Легран был, как никто более, человеком своего времени. Активный участник Сопротивления во время войны, он первый раз убил человека в возрасте четырнадцати лет. Затем пришли годы кровавого конфликта в болотах Индокитая, унижение Дьен Бьен Фу и заключение во вьетнамском лагере для военнопленных.
Подобные ему люди, которые прошли через огонь, обычно дают себе зарок, что подобное в их жизни больше никогда не повторится. Но, случайно наткнувшись на труды Мао Дзе-дуна о партизанской войне, они загораются желанием уйти от поражения, от внутреннего разлада и едут в Алжир, на новую бойню против очередного безликого врага, чтобы в результате получить еще большее унижение, чем прежде. Легран вступил в Иностранный Легион и вылетел в Конго только лишь потому, что хотел одержать победу над самим собой.

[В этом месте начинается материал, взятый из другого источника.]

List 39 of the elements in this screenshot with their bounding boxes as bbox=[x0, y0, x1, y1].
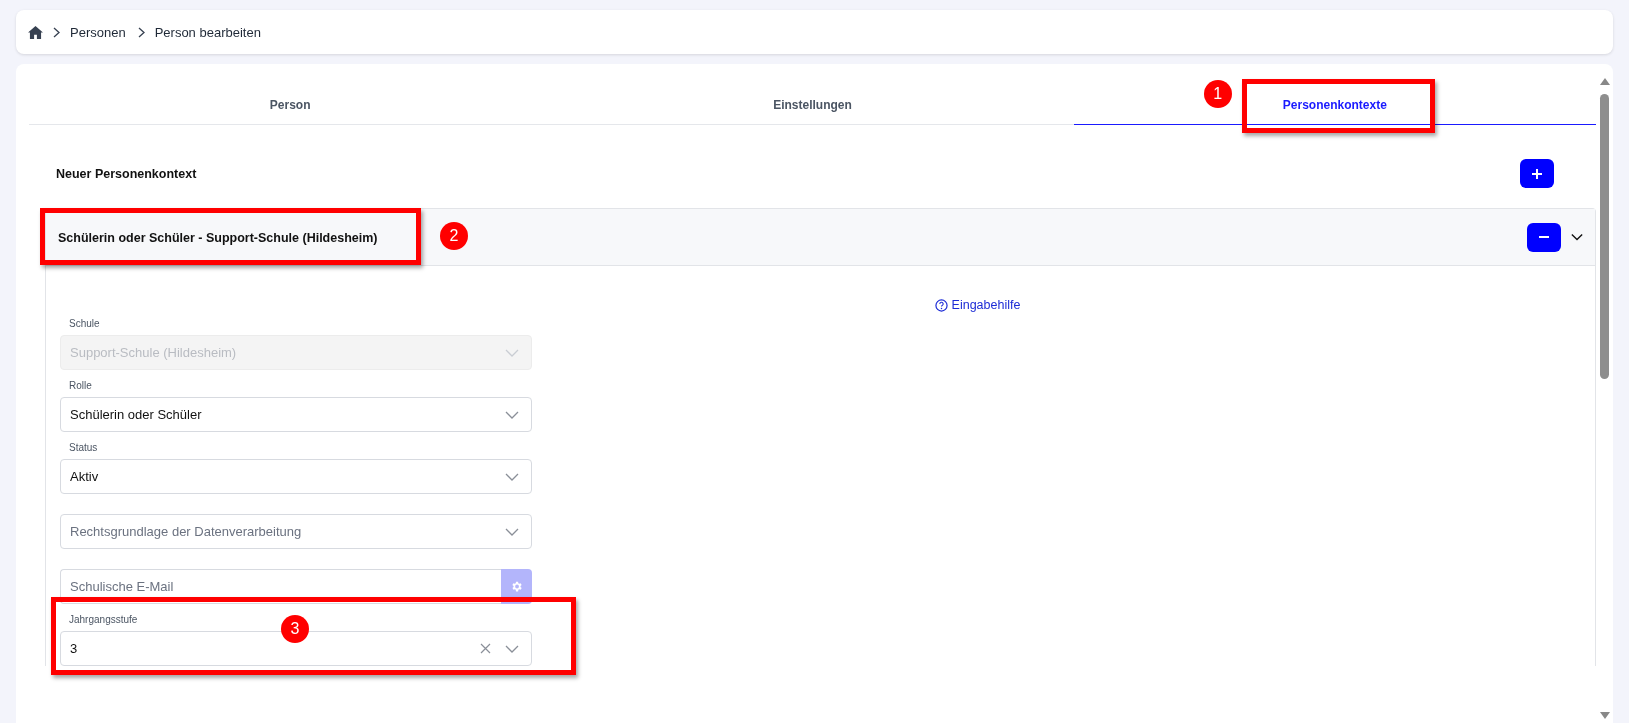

Смысл такой вечной борьбы, однако, мне был не совсем понятен, особенно сейчас, когда мы сидели за столиком кафе при свечах, и Жюль Легран показался мне старым, потрепанным жизнью человеком. Молча проглотив стакан бренди, он заказал себе еще один.
– Скажи мне, Стейси: какая кошка пробежала между тобой и полковником?
– Дорогой Жюль, от тебя первого это слышу.
Легран промолчал, а затем устало произнес:
– Понимаешь, он сильно изменился. Особенно за последние полгода. Его что-то гложет, как мне кажется.
– Ничего не могу сказать по этому поводу, – ответил я. – Потому что знаю не больше твоего. Может быть, Пайет в курсе дела. Они ведь, как я наблюдаю, весьма близки друг другу.
Легран удивленно поднял глаза.
– Стейси, я думал, ты знаешь. Их отношения длятся уже много лет, начиная с Кассаи.
Я улыбнулся.
– Понимаешь, до недавнего времени я верил только в книжных героев. Берк давно пьет?
– Не очень. Но что самое неприятное, он делает это в одиночку. Как думаешь, это сильно затягивает?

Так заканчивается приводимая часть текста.